Fine tuning Llama 3 8B for $0.03

They say being GPU poor is the mother of innovation

Apr 21, 2024

I come to you today, admitting a deep problem. I can't help but waste money training language models. I don't even do anything with them. I don't publish them anywhere. I don't run evals. I just love watching the logs. That being said, I still want to do it all as cheaply as possible. I have a $5,000 credit to AWS from incorporating an LLC with Firstbase.io (not sponsored). If I want to watch more log lines, I need to make that money stretch as far as I can, until I can convince someone to give me money with the expectation that I do absolutely nothing with it.

I tweeted the other day asking people if they’d be interested in learning how I’m fine tuning models for $0.03 per million tokens, and at a whopping 7 likes, it’s my most liked tweet of all time. So here I am.

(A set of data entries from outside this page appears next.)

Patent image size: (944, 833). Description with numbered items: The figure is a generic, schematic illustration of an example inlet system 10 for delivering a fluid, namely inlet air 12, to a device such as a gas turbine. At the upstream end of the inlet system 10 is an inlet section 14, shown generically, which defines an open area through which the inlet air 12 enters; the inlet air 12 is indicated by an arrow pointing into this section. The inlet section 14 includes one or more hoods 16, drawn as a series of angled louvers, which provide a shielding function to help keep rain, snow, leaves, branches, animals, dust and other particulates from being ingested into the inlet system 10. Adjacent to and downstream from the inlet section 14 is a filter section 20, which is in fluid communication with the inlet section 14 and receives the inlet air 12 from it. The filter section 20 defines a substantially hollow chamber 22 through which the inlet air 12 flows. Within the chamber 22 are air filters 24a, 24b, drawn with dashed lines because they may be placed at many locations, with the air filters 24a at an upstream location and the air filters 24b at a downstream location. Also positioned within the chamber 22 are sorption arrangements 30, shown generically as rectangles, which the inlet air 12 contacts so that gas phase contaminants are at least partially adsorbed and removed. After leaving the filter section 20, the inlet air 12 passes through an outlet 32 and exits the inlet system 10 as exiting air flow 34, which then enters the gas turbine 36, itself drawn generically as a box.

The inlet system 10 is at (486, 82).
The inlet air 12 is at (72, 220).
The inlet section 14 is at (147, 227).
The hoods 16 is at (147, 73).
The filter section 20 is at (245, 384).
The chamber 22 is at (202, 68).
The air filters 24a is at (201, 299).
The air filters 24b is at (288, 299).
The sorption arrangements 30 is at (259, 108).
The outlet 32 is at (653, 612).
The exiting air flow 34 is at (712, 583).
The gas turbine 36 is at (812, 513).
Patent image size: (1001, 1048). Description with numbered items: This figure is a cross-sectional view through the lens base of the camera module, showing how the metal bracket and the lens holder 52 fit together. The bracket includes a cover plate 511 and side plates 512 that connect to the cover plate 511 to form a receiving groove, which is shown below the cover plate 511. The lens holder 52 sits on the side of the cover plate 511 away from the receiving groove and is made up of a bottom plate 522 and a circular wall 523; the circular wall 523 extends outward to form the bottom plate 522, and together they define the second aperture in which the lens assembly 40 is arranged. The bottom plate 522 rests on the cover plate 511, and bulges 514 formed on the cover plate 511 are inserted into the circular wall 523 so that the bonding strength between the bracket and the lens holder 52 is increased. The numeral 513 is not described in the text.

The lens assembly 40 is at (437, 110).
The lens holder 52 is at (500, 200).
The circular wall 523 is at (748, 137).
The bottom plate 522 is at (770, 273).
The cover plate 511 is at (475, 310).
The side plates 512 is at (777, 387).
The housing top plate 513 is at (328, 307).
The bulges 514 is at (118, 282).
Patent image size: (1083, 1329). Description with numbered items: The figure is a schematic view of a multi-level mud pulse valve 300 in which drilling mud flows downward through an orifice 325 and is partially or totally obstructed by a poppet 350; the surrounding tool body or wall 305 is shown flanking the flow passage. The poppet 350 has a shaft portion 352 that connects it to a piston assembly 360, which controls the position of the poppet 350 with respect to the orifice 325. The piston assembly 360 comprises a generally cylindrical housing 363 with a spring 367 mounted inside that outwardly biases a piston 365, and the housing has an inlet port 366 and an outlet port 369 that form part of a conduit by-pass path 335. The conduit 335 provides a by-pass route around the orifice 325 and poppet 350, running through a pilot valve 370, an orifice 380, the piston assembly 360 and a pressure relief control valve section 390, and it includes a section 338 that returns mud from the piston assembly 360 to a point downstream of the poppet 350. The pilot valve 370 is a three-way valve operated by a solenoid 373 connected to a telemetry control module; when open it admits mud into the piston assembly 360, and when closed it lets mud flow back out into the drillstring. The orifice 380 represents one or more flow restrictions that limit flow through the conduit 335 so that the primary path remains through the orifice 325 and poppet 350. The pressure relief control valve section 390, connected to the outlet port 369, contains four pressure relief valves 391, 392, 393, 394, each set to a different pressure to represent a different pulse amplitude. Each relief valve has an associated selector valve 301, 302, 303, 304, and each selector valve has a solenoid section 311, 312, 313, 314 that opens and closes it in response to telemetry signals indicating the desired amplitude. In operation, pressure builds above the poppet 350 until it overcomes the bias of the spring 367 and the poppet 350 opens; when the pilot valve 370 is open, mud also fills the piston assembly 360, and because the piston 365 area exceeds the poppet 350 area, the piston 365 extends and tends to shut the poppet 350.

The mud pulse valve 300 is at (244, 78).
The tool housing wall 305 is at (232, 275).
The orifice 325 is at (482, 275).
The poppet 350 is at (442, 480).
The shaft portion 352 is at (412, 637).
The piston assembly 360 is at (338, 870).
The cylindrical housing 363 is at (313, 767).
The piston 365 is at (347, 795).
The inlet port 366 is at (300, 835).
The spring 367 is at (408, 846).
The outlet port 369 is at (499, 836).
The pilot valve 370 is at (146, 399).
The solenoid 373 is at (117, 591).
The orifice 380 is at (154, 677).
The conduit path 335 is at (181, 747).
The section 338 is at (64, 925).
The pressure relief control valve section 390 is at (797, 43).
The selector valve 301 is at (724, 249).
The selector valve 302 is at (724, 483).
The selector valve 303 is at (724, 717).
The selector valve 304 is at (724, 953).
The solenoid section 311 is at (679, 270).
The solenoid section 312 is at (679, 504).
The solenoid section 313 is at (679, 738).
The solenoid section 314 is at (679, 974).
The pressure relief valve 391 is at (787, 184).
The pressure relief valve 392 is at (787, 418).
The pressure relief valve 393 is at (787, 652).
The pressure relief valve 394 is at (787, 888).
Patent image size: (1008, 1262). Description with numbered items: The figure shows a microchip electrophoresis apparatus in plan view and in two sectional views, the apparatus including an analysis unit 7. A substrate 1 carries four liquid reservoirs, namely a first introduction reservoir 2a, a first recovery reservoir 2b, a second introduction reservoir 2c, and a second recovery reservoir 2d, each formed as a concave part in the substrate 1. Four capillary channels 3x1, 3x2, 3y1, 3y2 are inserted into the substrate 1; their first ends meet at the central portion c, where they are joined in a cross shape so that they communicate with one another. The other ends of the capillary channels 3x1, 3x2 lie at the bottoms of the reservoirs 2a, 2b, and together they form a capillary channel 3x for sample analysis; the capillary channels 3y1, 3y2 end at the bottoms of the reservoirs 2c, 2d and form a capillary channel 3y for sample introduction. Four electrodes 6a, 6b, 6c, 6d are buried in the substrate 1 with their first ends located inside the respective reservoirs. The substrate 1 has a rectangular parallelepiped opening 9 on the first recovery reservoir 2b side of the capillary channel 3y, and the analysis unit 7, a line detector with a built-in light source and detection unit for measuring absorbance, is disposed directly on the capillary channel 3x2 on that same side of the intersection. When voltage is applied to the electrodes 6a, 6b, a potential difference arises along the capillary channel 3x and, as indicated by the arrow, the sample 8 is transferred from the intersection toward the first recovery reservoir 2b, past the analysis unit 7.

This isn’t a tutorial, so don’t expect a step by step break down to do everything that I did. Although, if you’d be interested in that, let me know! I’ve been thinking about trying to do an online course or video cast or something walking you through actually setting up a Kubernetes cluster for this. For now, I’ll keep it high level with all of the infra and underlying pieces that I’m actually using.

How do I get my GPUs?

Let’s start with the actual infrastructure that’s being used then, shall we? I’m still running my very same AWS Elastic Kubernetes cluster that I’ve talked about before. But since that post, some things have stayed the same and some things have changed. I use Karpenter.sh as my cluster auto scaler, which will provision nodes for me. With that installed to the cluster, I use the following EC2NodeClass and NodePool definitions below.

Note: My EKS cluster is named “red” and my GPU node group is named “green”.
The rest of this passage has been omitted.